You may need to search for other's implementations in order to get inspiration for your own. There are *lots* of perceptron implementations on the internet with varying levels of sophistication and complexity. Whatever your approach, make sure you understand **every** line of your implementation and what its purpose is.

In [11]:
# NOTE TO BRANDON: I had hands down the hardest time with this section.
# I'd like to talk about this a little bit during 1:1 with you to further comprehension!
# I >kinda< got it. Emphasis on >>kinda<<

diabetes = pd.read_csv('https://raw.githubusercontent.com/ryanleeallred/datasets/master/diabetes.csv')
diabetes.head()

Unnamed: 0,Pregnancies,Glucose,BloodPressure,SkinThickness,Insulin,BMI,DiabetesPedigreeFunction,Age,Outcome
0,6,148,72,35,0,33.6,0.627,50,1
1,1,85,66,29,0,26.6,0.351,31,0
2,8,183,64,0,0,23.3,0.672,32,1
3,1,89,66,23,94,28.1,0.167,21,0
4,0,137,40,35,168,43.1,2.288,33,1


Although neural networks can handle non-normalized data, scaling or normalizing your data will improve your neural network's learning speed.

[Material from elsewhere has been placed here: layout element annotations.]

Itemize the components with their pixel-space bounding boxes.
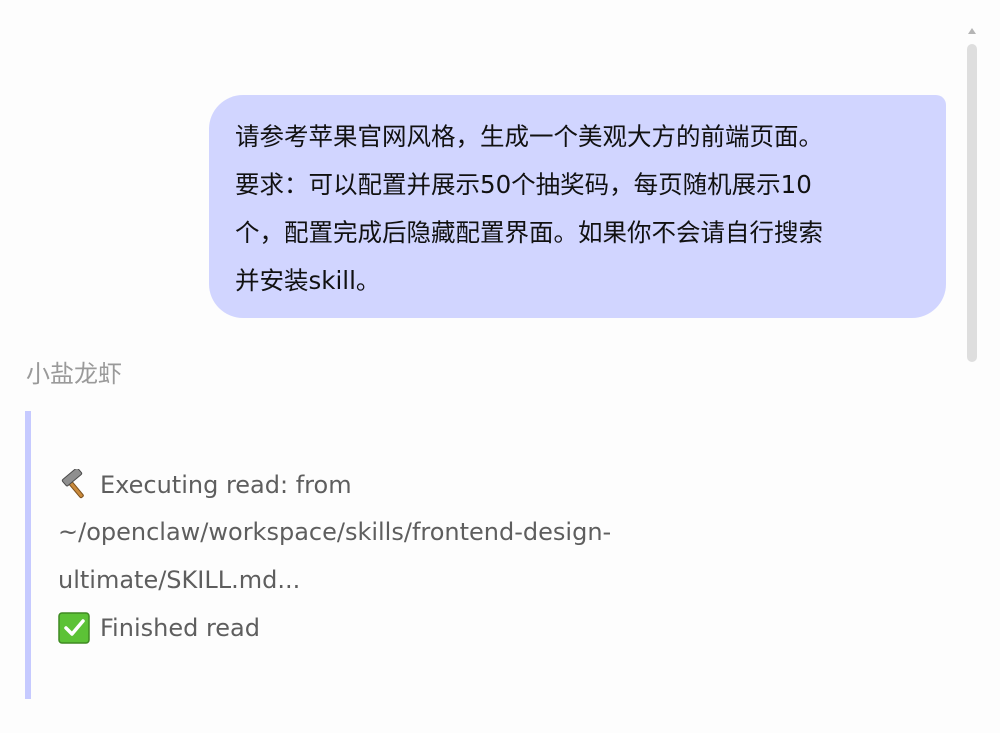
assistant-tool-log: Executing read: from ~/openclaw/workspac…: [25, 411, 725, 699]
scrollbar-thumb[interactable]: [967, 44, 977, 362]
executing-line: Executing read: from: [58, 467, 352, 501]
assistant-name: 小盐龙虾: [26, 360, 122, 388]
path-line-1: ~/openclaw/workspace/skills/frontend-des…: [58, 518, 612, 546]
scroll-up-arrow-icon[interactable]: [968, 28, 976, 34]
check-mark-icon: [58, 612, 90, 644]
user-message-bubble: 请参考苹果官网风格，生成一个美观大方的前端页面。 要求：可以配置并展示50个抽奖…: [209, 95, 946, 318]
executing-label: Executing read: from: [100, 471, 352, 499]
path-line-2: ultimate/SKILL.md...: [58, 566, 301, 594]
scrollbar[interactable]: [964, 24, 980, 362]
hammer-icon: [58, 467, 92, 501]
chat-view: 请参考苹果官网风格，生成一个美观大方的前端页面。 要求：可以配置并展示50个抽奖…: [0, 0, 1000, 733]
finished-label: Finished read: [100, 614, 260, 642]
finished-line: Finished read: [58, 612, 260, 644]
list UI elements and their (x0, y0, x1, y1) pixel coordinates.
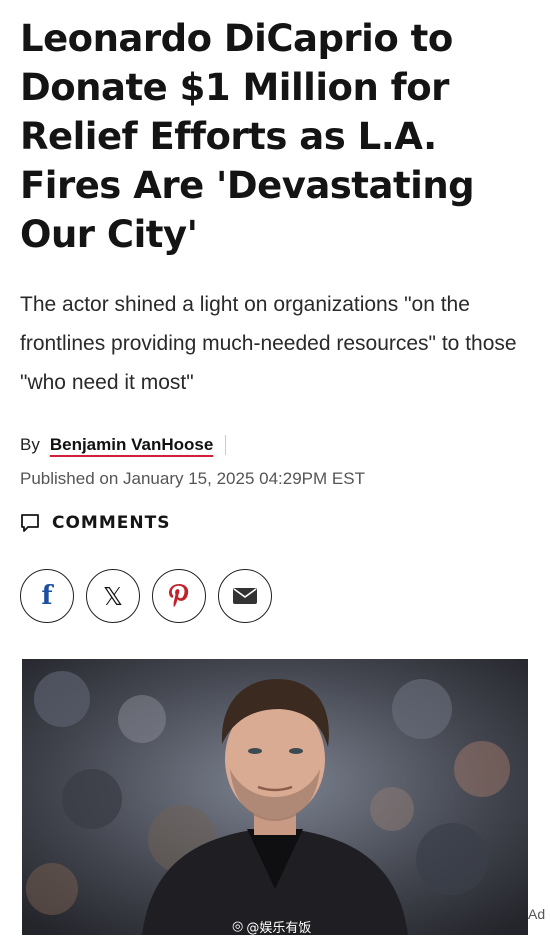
x-icon: 𝕏 (102, 581, 124, 611)
facebook-icon: f (41, 581, 53, 611)
share-x-button[interactable]: 𝕏 (86, 569, 140, 623)
ad-label: Ad (528, 906, 546, 922)
byline-prefix: By (20, 435, 40, 454)
article-headline: Leonardo DiCaprio to Donate $1 Million f… (20, 17, 475, 256)
article-dek: The actor shined a light on organization… (20, 293, 517, 394)
email-icon (233, 588, 257, 604)
byline-divider (225, 435, 227, 455)
portrait-illustration (22, 659, 528, 935)
published-date: Published on January 15, 2025 04:29PM ES… (20, 469, 365, 488)
share-facebook-button[interactable]: f (20, 569, 74, 623)
comments-button[interactable]: COMMENTS (20, 513, 170, 533)
author-link[interactable]: Benjamin VanHoose (50, 435, 213, 455)
pinterest-icon (169, 584, 189, 608)
comments-label: COMMENTS (52, 513, 171, 533)
article-hero-image (22, 659, 528, 935)
byline: By Benjamin VanHoose (20, 432, 227, 458)
watermark-text: @娱乐有饭 (246, 921, 312, 936)
share-bar: f 𝕏 (20, 569, 284, 623)
share-email-button[interactable] (218, 569, 272, 623)
weibo-icon: ◎ (232, 919, 244, 934)
comment-icon (21, 514, 39, 532)
image-watermark: ◎ @娱乐有饭 (232, 917, 311, 936)
share-pinterest-button[interactable] (152, 569, 206, 623)
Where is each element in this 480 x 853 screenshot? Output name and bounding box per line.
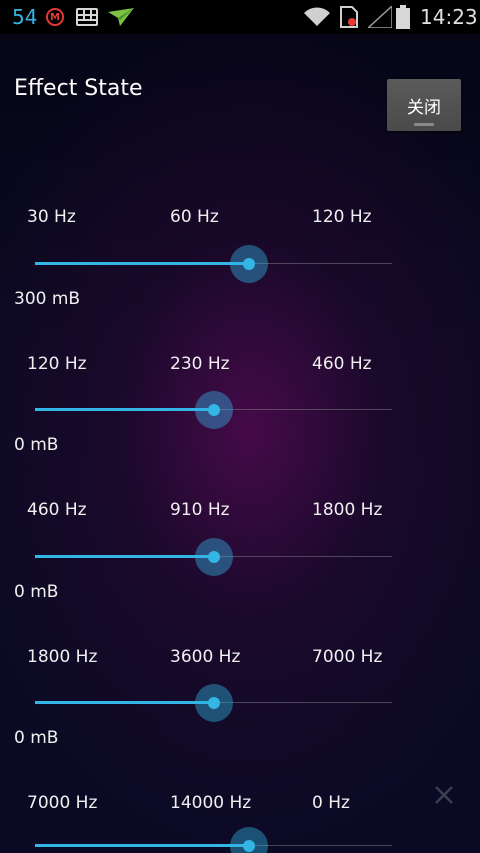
band-level: 0 mB [14,435,59,455]
slider-fill [35,844,250,847]
slider-fill [35,555,214,558]
band-freq-low: 1800 Hz [27,647,98,667]
close-icon[interactable] [433,784,455,806]
band-slider[interactable] [35,390,392,430]
band-slider[interactable] [35,244,392,284]
slider-fill [35,262,250,265]
wifi-icon [304,0,330,34]
slider-thumb[interactable] [194,391,233,429]
sim-card-icon [340,0,358,34]
band-freq-center: 910 Hz [170,500,230,520]
band-freq-center: 230 Hz [170,354,230,374]
band-slider[interactable] [35,683,392,723]
m-circle-icon: M [46,0,64,34]
battery-icon [396,0,410,34]
slider-fill [35,701,214,704]
signal-icon [368,0,392,34]
slider-fill [35,408,214,411]
notification-count: 54 [12,5,38,29]
band-freq-low: 120 Hz [27,354,87,374]
button-underline [414,123,434,126]
band-freq-high: 0 Hz [312,793,350,813]
page-title: Effect State [14,76,143,101]
close-button[interactable]: 关闭 [387,79,461,131]
paper-plane-icon [108,0,134,34]
status-bar: 54 M 14:23 [0,0,480,34]
slider-thumb[interactable] [194,538,233,576]
band-freq-high: 460 Hz [312,354,372,374]
grid-icon [76,0,98,34]
band-freq-center: 3600 Hz [170,647,241,667]
band-freq-low: 30 Hz [27,207,76,227]
band-freq-high: 7000 Hz [312,647,383,667]
band-freq-center: 14000 Hz [170,793,252,813]
band-freq-high: 1800 Hz [312,500,383,520]
band-slider[interactable] [35,537,392,577]
band-level: 0 mB [14,728,59,748]
slider-thumb[interactable] [194,684,233,722]
clock: 14:23 [420,5,478,29]
slider-thumb[interactable] [230,827,269,853]
band-slider[interactable] [35,826,392,853]
band-freq-low: 7000 Hz [27,793,98,813]
band-freq-high: 120 Hz [312,207,372,227]
close-button-label: 关闭 [407,98,441,118]
band-freq-low: 460 Hz [27,500,87,520]
band-level: 300 mB [14,289,81,309]
band-freq-center: 60 Hz [170,207,219,227]
slider-thumb[interactable] [230,245,269,283]
band-level: 0 mB [14,582,59,602]
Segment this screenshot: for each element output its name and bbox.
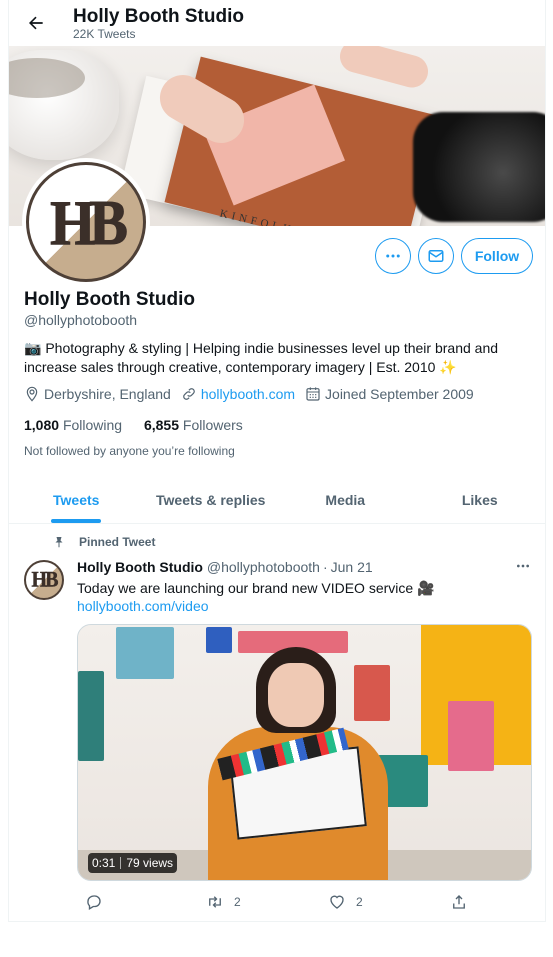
reply-button[interactable] [85,893,113,911]
tweet-date[interactable]: Jun 21 [331,559,373,575]
website: hollybooth.com [181,386,295,402]
top-bar: Holly Booth Studio 22K Tweets [9,0,545,46]
tweet-header: Holly Booth Studio @hollyphotobooth · Jun … [77,559,373,575]
more-horizontal-icon [386,254,400,258]
not-followed-text: Not followed by anyone you’re following [24,444,235,458]
tab-label: Tweets & replies [156,491,266,508]
profile-meta: Derbyshire, England hollybooth.com Joine… [24,386,484,402]
video-duration: 0:31 [92,856,116,870]
tweet-count: 22K Tweets [73,27,136,41]
arrow-left-icon [29,16,43,30]
profile-tabs: Tweets Tweets & replies Media Likes [9,476,546,524]
pinned-label: Pinned Tweet [79,535,156,549]
following-count: 1,080 [24,417,60,433]
retweet-button[interactable]: 2 [206,893,241,911]
like-count: 2 [356,895,363,909]
location: Derbyshire, England [24,386,171,402]
back-button[interactable] [21,8,51,38]
bio-line: 📷 Photography & styling | Helping indie … [24,340,499,356]
tweet-more-button[interactable] [511,556,535,576]
profile-bio: 📷 Photography & styling | Helping indie … [24,339,504,377]
video-wall-art [116,627,174,679]
divider [9,921,545,922]
profile-stats: 1,080 Following 6,855 Followers [24,417,261,433]
tab-tweets[interactable]: Tweets [9,476,144,523]
tab-active-indicator [51,519,102,523]
tweet-avatar-text: HB [31,567,58,592]
profile-name: Holly Booth Studio [24,289,195,310]
tab-label: Tweets [53,491,100,508]
header-title: Holly Booth Studio [73,6,244,27]
reply-icon [87,895,101,910]
video-stats-badge: 0:31 79 views [88,853,178,873]
tab-label: Likes [461,491,498,508]
joined-text: Joined September 2009 [325,386,474,402]
followers-label: Followers [182,417,243,433]
calendar-icon [306,387,320,401]
video-wall-art [78,671,104,761]
profile-column: Holly Booth Studio 22K Tweets KINFOLK HB… [8,0,546,922]
avatar-logo: HB [26,162,146,282]
share-icon [453,895,465,909]
link-icon [183,388,195,400]
location-pin-icon [26,386,38,402]
envelope-icon [428,250,444,262]
video-views: 79 views [126,856,174,870]
share-button[interactable] [450,893,478,911]
tweet-video[interactable]: 0:31 79 views [77,624,532,881]
following-label: Following [62,417,123,433]
retweet-icon [209,896,221,908]
tweet-avatar[interactable]: HB [24,560,64,600]
banner-cup [9,50,119,160]
followers-count: 6,855 [143,417,180,433]
profile-avatar[interactable]: HB [22,158,150,286]
like-button[interactable]: 2 [328,893,363,911]
tab-likes[interactable]: Likes [413,476,546,523]
banner-hand [336,46,432,92]
heart-icon [330,895,344,909]
location-text: Derbyshire, England [44,386,171,402]
more-options-button[interactable] [375,238,411,274]
tweet-author-handle[interactable]: @hollyphotobooth [207,559,320,575]
tweet-text: Today we are launching our brand new VID… [77,580,435,596]
retweet-count: 2 [234,895,241,909]
tweet-actions: 2 2 [77,890,532,914]
following-stat[interactable]: 1,080 Following [24,417,122,433]
tweet-date-separator: · [322,559,328,575]
joined: Joined September 2009 [305,386,474,402]
banner-camera [413,112,545,222]
pinned-indicator: Pinned Tweet [53,535,155,549]
pin-icon [55,537,63,548]
followers-stat[interactable]: 6,855 Followers [144,417,243,433]
tweet-link[interactable]: hollybooth.com/video [77,598,209,614]
video-wall-art [448,701,494,771]
bio-line: increase sales through creative, contemp… [24,359,457,375]
profile-handle: @hollyphotobooth [24,312,138,328]
avatar-logo-text: HB [50,186,129,259]
website-link[interactable]: hollybooth.com [201,386,295,402]
tweet-author-name[interactable]: Holly Booth Studio [77,559,203,575]
tab-media[interactable]: Media [278,476,413,523]
tab-label: Media [325,491,366,508]
more-horizontal-icon [517,564,529,568]
tab-tweets-replies[interactable]: Tweets & replies [144,476,279,523]
follow-button[interactable]: Follow [461,238,533,274]
message-button[interactable] [418,238,454,274]
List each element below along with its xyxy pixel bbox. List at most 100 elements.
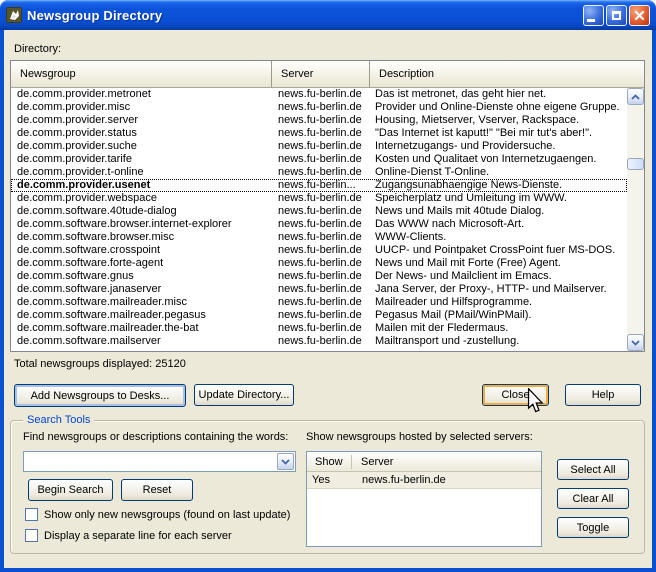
table-cell: news.fu-berlin...: [272, 179, 370, 192]
checkbox-label: Display a separate line for each server: [44, 530, 232, 542]
table-row[interactable]: de.comm.provider.usenetnews.fu-berlin...…: [11, 179, 627, 192]
close-button[interactable]: Close: [482, 384, 549, 406]
column-header-server[interactable]: Server: [272, 61, 370, 87]
table-row[interactable]: de.comm.software.browser.internet-explor…: [11, 218, 627, 231]
table-cell: Online-Dienst T-Online.: [370, 166, 627, 179]
app-icon: [6, 7, 22, 23]
table-row[interactable]: de.comm.provider.miscnews.fu-berlin.dePr…: [11, 101, 627, 114]
table-row[interactable]: de.comm.provider.statusnews.fu-berlin.de…: [11, 127, 627, 140]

Try to apply the sklearn `MinMaxScaler` or `Normalizer` to your diabetes dataset. 

In [12]:
from sklearn.preprocessing import MinMaxScaler, Normalizer
from sklearn.model_selection import train_test_split

feats = list(diabetes)[:-1]  # List of features (All columns minus the outcome)

transformer = Normalizer().fit(diabetes[feats])  # Instantiate / Fit the Normalizer.
X = transformer.transform(diabetes[feats])  # Transform using the fit.
y = diabetes['Outcome'].values  # Defining our target.

# Train-Test-Split (This is needed to properly predict, no?)
X_train, X_test, y_train, y_test = train_test_split(X, y, test_size=0.33, random_state=42)

print(f'''Train Shapes (77%):
X (Features): {X_train.shape}
y (Target): {y_train.shape}
''')

print(f'''Test Shapes (33%):
X (Features): {X_test.shape}
y (Target): {y_test.shape}
''')

Train Shapes (77%):
X (Features): (514, 8)
y (Target): (514,)

Test Shapes (33%):
X (Features): (254, 8)
y (Target): (254,)



In [0]:
class Perceptron:
    
    def __init__(self, niter = 100):  # Constructor
        self.niter = niter
    
    def __sigmoid(self, x):  # Sigmoid Activation function
        return 1 / (1 + np.exp(-x))
    
    def __sigmoid_derivative(self, x):  # Sigmoid Derivative function
        sx = sigmoid(x)
        return sx * (1 - sx)

    def fit(self, X, y):  # This will be our fit method.
      """Fit training data
      X : Training vectors, X.shape : [#samples, #features]
      y : Target values, y.shape : [#samples]
      """

        # Randomly Initialize Weights
      self.weights = 2 * np.random.random((8,1)) - 1  # Using self because the weights will be needed in the predict method.

      for i in range(self.niter):
          # Weighted sum of inputs / weights using dot product.
            weighted_sum = np.dot(X, self.weights)
          # Activate function.
            activated_output = self.__sigmoid(weighted_sum)
          # Calculate error.
            error = y - activated_output
          # Make adjustments with sigmoid derivative function.
            adjustments = error * self.__sigmoid_derivative(weighted_sum)
          # Update the weights in accordance to adjustments.
            self.weights = self.weights + np.dot(X.T, adjustments)

      return self

    def predict(self, X):
          """Return class label after unit step"""
          weighted_sum = np.dot(X, self.weights)  # We're using the weighted sum again...
          activated_output = self.__sigmoid(weighted_sum)  #... to make predictions.
          return np.round(activated_output)  # Note to self: must use numpy to round ndarray - returns predicted values.

In [0]:
pn = Perceptron()
pn.fit(X_train, y_train)
y_pred = pn.predict(X_test)  # DISCUSS WITH BRANDON: But how would I go about measuring accuracy?

## Stretch Goals:

- Research "backpropagation" to learn how weights get updated in neural networks (tomorrow's lecture). 
- Implement a multi-layer perceptron. (for non-linearly separable classes)
- Try and implement your own backpropagation algorithm.
- What are the pros and cons of the different activation functions? How should you decide between them for the different layers of a neural network?